This past Saturday while speaking on a panel at the James River Writers Conference, I choked up and found myself babbling an apology to the audience. The panel moderator, Meg Medina, had asked such a simple question: when you began writing your novel, what was your starting point? What was the emotional place—the germ—the seed—from which the story came (the story being the YA novel I recently sold to Viking—the story of a boy who struggles to protect a friend from the KKK in 1867—pure fiction, but with historical anchors).

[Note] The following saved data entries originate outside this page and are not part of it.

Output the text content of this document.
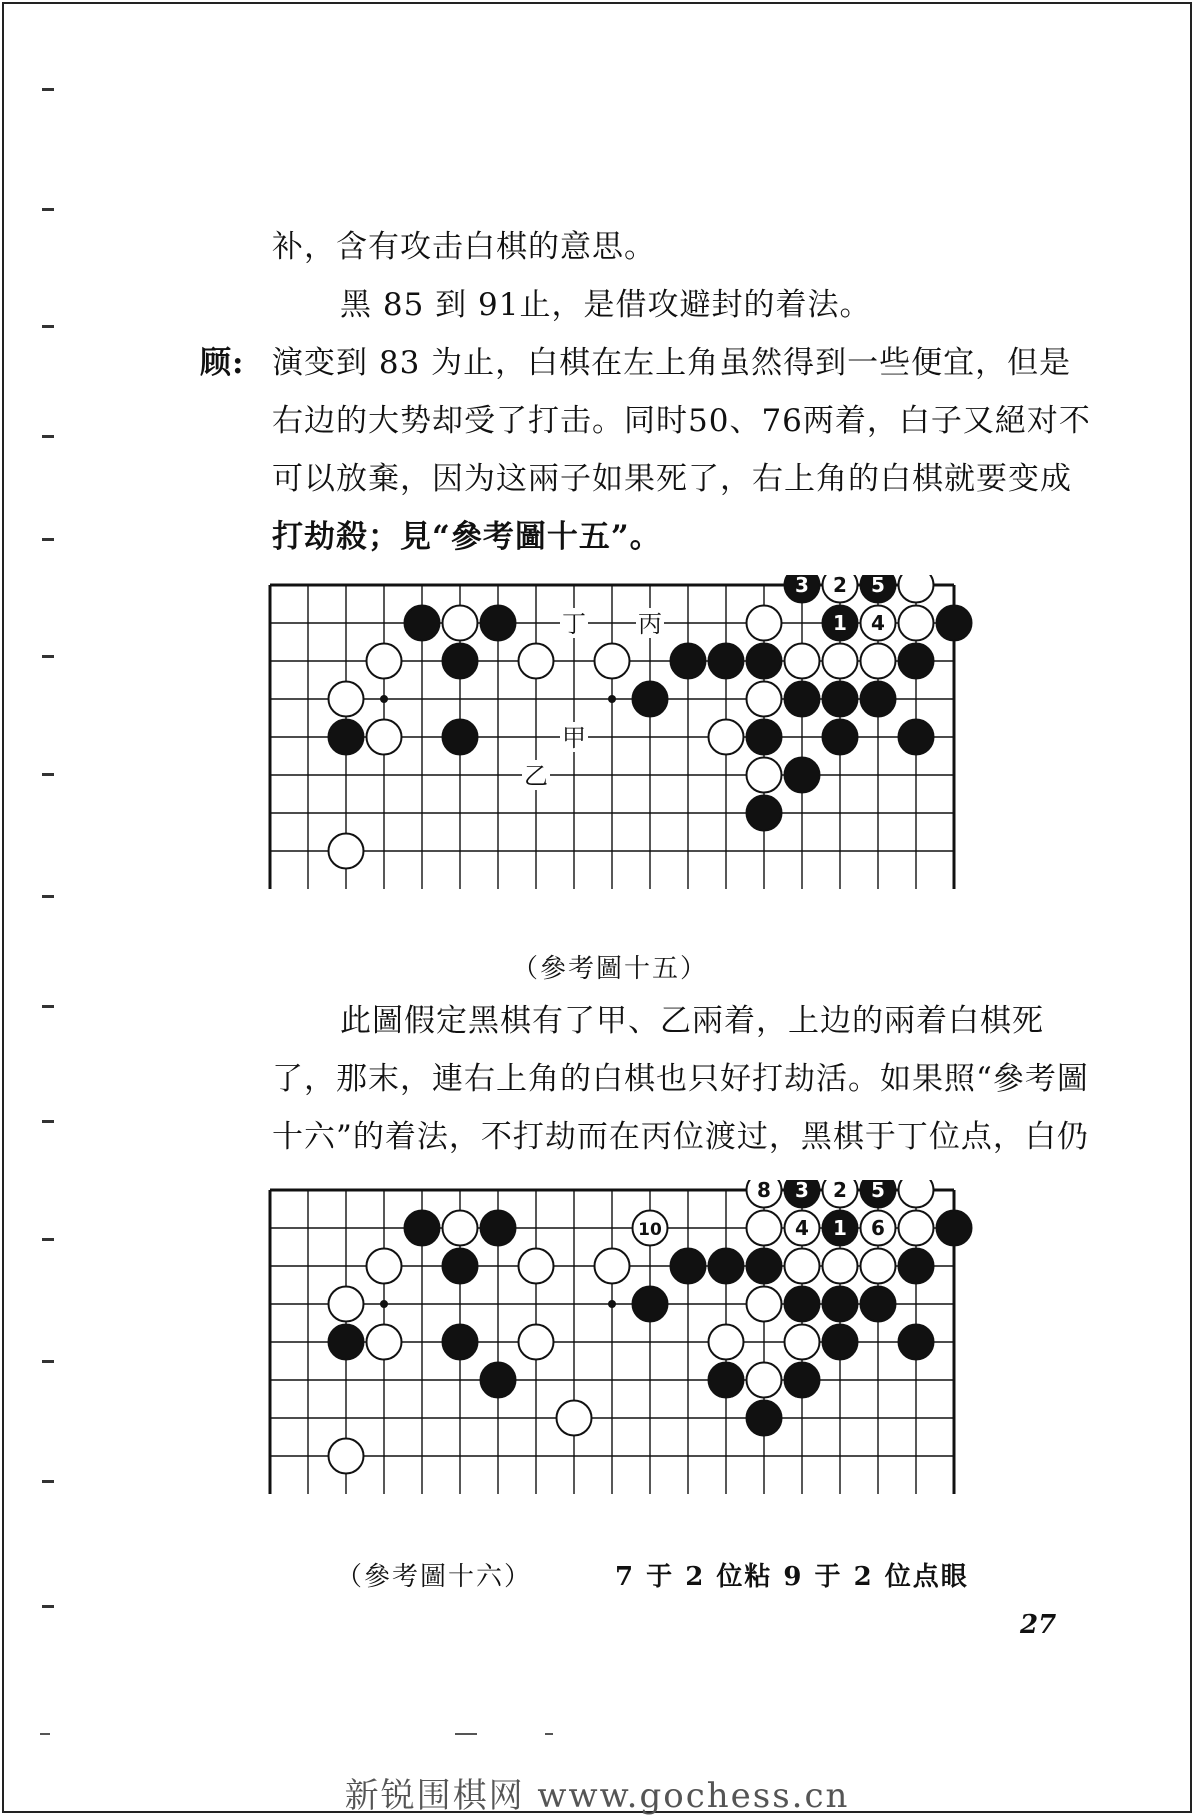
补，含有攻击白棋的意思。
黑 85 到 91止，是借攻避封的着法。
顾: 演变到 83 为止，白棋在左上角虽然得到一些便宜，但是
右边的大势却受了打击。同时50、76两着，白子又絕对不
可以放棄，因为这兩子如果死了，右上角的白棋就要变成
打劫殺；見“參考圖十五”。
丁 丙
甲
乙
3 2 5
1 4
（參考圖十五）
此圖假定黑棋有了甲、乙兩着，上边的兩着白棋死
了，那末，連右上角的白棋也只好打劫活。如果照“參考圖
十六”的着法，不打劫而在丙位渡过，黑棋于丁位点，白仍
8 3 2 5
10	4 1 6
（參考圖十六）	7 于 2 位粘 9 于 2 位点眼
27
新锐围棋网 www.gochess.cn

In answer to Meg’s question, I began to speak about my Alabama-born father, and the words caught in my throat. I felt my father’s shame over the fact that our ancestors had owned slaves, his pain over present-day racial prejudices that continue to poison parts of the South. When I was growing up in Pennsylvania, Daddy ducked my questions about the South, avoiding the topic as best he could. But at some point, he gave in and told me in his soft, thoughtful Southern drawl that at a young age he had vowed never to raise his own children there. He’d gotten out as soon as he could (on the G.I. bill) and never returned. He taught me that “it’s fine to judge people in any number of ways—of course we make judgments all the time—but don’t ever judge a person by the color of his skin.” What I suspect he meant was never treat black people the way I saw them treated.
So there I was on a panel with Meg and the inimitable Kathi Appelt, and I choked up over the image of my daddy as a shy, gentle boy in the 1930’s. I imagined him suffocating beneath the weight of expectations that he become a man in the way manhood was defined by good Southern boys. What he witnessed, I’ll never know because he’ll never say…so while writing my novel, I imagined what it might have been. The novel isn’t about my father—it’s a story set sixty years before he was born. But the emotional seed came from my daddy’s yearning to get as far away from his roots as he could.
My editor and I are brainstorming titles, and I’ll post the release date when Viking decides… Meanwhile, tell me… what is the emotional seed of your story? What triggers unexpected tears?